Für das Weltkulturerbe sind die Errungenschaften der russischen
Zivilisation unbestritten: Die großen Epiker des 19. Jahrhunderts Lev
Tolstoj und Fedor Dostojevskij, die Wegbereiter der Moderne und
Dramatiker Anton Cechov, Maxim Gor’kij und Michail Bulgakov, die
Komponisten Petr Cajkovskij, Sergej Rachmaninov, Igor’ Stravinskij,
Dmitrij Sostakovic und zahllose Kulturschaffende und
Wissenschaftler*innen haben einen großen Beitrag zum Humanismus und
Fortschritt geleistet. Zugleich war die große russische Kultur aufs
Engste mit der Gründung eines der größten kontinentalen Reiche Europas
und der Realisierung eines totalitären linken Projekts verbunden.

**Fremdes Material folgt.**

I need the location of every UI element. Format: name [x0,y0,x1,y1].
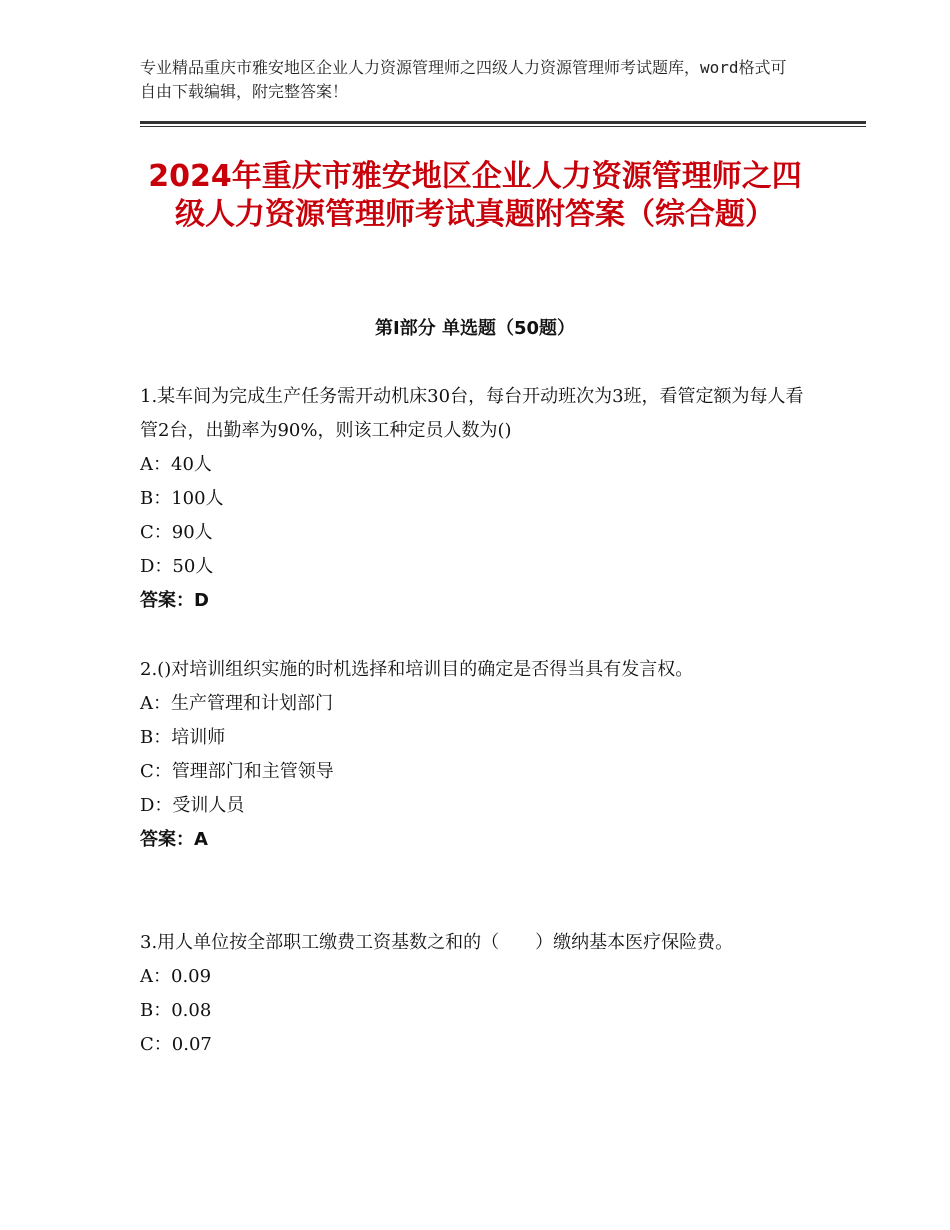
option-d: D：50人 [140,556,214,577]
option-b: B：培训师 [140,727,226,748]
question-1 [140,380,810,618]
question-stem: 2.()对培训组织实施的时机选择和培训目的确定是否得当具有发言权。 [140,659,694,680]
option-a: A：0.09 [140,966,212,987]
header-divider-thick [140,121,866,124]
section-heading: 第Ⅰ部分 单选题（50题） [374,318,575,339]
option-d: D：受训人员 [140,795,245,816]
option-c: C：0.07 [140,1034,212,1055]
answer: 答案：D [140,590,209,611]
option-a: A：生产管理和计划部门 [140,693,333,714]
answer: 答案：A [140,829,208,850]
question-3 [140,926,810,1062]
question-2 [140,653,810,857]
header-divider-thin [140,126,866,127]
question-stem: 3.用人单位按全部职工缴费工资基数之和的（ ）缴纳基本医疗保险费。 [140,932,734,953]
document-title: 2024年重庆市雅安地区企业人力资源管理师之四级人力资源管理师考试真题附答案（综合题） [148,159,802,232]
header-note: 专业精品重庆市雅安地区企业人力资源管理师之四级人力资源管理师考试题库，word格式可自由下载编辑，附完整答案！ [140,58,787,101]
option-a: A：40人 [140,454,212,475]
option-b: B：0.08 [140,1000,212,1021]
option-c: C：管理部门和主管领导 [140,761,334,782]
question-stem: 1.某车间为完成生产任务需开动机床30台，每台开动班次为3班，看管定额为每人看管2台，出勤率为90%，则该工种定员人数为() [140,386,804,441]
option-c: C：90人 [140,522,213,543]
option-b: B：100人 [140,488,224,509]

Entgegen (naiven) Erwartungen war diese Hypothek mit der Auflösung der
Sowjetunion und des Sozialismus keineswegs erledigt. Vielmehr erwies
sich die Verbindung von Macht und Kultur als sehr hartnäckig und bildete
überraschenderweise die Grundlage für revisionistische Politik unter
dem autoritären Langzeitpräsidenten Vladimir Putin. Die
Instrumentalisierung der russischen Zivilisation zu machtpolitischen
Zwecken erreichte ihren Höhepunkt im Ukraine-Krieg, der neben
geopolitischen Argumenten mit der Verteidigung von „russkij mir“ („der
russischen Welt“) legitimiert wurde. In unserem Seminar werden wir uns
mit den historischen, geopolitischen und geopoetischen Dimensionen
dieses Konzepts, seiner erstaunlichen Lebensdauer sowie mit ukrainischen
Reaktionen darauf auseinandersetzen.